The $787 billion spending plan Congress passed in February shaved payroll taxes, provided aid to the unemployed and eligible retirees, and offered other assistance. Those provisions were responsible for most of the 1.4 percent increase in personal income last month, the Commerce Department reported yesterday.
Much of the stimulus money that recently rolled into bank accounts stayed there, pushing up the savings rate to 6.9 percent, from 5.6 percent in April.
While crafting the stimulus package, lawmakers debated how to give the flagging economy a lift. Sending more funds to states to extend unemployment benefits, for example, was considered a quick way to get money into circulation because the recipients were seen as likely to spend it right away. Funding for infrastructure projects is expected to take longer to kick in.
Alice Rivlin of the Brookings Institution said the stimulus is having an impact on consumer spending. It's just hard to measure. "It's a 'compared to what' question," she said. Consumers "are spending more than they would have if they hadn't had this income."
The stimulus appears to have partly offset a drop in wages and salaries paid by private employers, which continue to cut jobs, hours and bonus payments. Wage and salary disbursements sank by $12.4 billion in May, led by declines in goods-producing industries, data show.

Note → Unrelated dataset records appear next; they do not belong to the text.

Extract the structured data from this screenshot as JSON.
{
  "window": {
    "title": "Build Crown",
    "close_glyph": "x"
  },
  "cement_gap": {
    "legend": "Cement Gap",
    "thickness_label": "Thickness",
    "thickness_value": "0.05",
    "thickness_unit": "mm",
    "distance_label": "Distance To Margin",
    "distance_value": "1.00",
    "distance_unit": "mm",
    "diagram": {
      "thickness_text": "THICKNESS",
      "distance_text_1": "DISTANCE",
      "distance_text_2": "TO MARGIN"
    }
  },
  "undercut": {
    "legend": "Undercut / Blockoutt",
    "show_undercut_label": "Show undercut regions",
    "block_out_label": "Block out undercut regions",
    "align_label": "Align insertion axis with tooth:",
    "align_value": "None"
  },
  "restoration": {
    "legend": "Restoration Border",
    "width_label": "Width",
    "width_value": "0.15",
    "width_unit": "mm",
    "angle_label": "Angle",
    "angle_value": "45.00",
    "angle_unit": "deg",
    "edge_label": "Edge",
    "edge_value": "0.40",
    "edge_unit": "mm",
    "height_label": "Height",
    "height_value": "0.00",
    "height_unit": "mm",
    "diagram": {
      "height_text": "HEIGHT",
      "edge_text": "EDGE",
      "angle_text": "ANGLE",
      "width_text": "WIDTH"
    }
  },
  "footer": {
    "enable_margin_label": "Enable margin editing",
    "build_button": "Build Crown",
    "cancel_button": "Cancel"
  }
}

Mark Zandi, an economist with Moody's Economy.com, said if past experience is any guide, it will be a few more months before consumers get around to spending the extra cash. In 2001 and 2008, when the government issued rebate checks to boost spending, it took six months for consumers to spend two-thirds of the money.
Some analysts, though, fear the stimulus package's impact on consumers is likely to be fleeting.
"As long as the employment situation remains bleak, I wouldn't expect consumer spending to change," said Richard Yamarone, an economist with Argus Research in New York.
One key to reviving consumer spending is the behavior of higher income households, which have cut back sharply to make up for losses in wealth caused by falling home and stock prices. Households that earned more than $100,000 annually accounted for 50 percent of consumer spending before the recession, compared with 45 percent now, Zandi said.
He says they have gotten "their savings rate where they want it" and could resume spending soon.
The data released yesterday suggested consumers have stepped up orders of big-ticket items. Purchases of durable goods such as appliances and autos increased last month 0.9 percent, compared with a decrease of 1.3 percent in April. Purchases of nondurable goods such as paper, clothing, beverages and gasoline increased by a smaller margin of 0.4 percent, after falling 0.4 percent in April. Purchases of services fell by less than 0.1 percent, after inching up 0.3 percent in April.
"It's possible we get into next year and the stimulus fades and the job market is still weak and the recovery doesn't take hold," Zandi said. "That doesn't mean it hasn't worked or hasn't helped."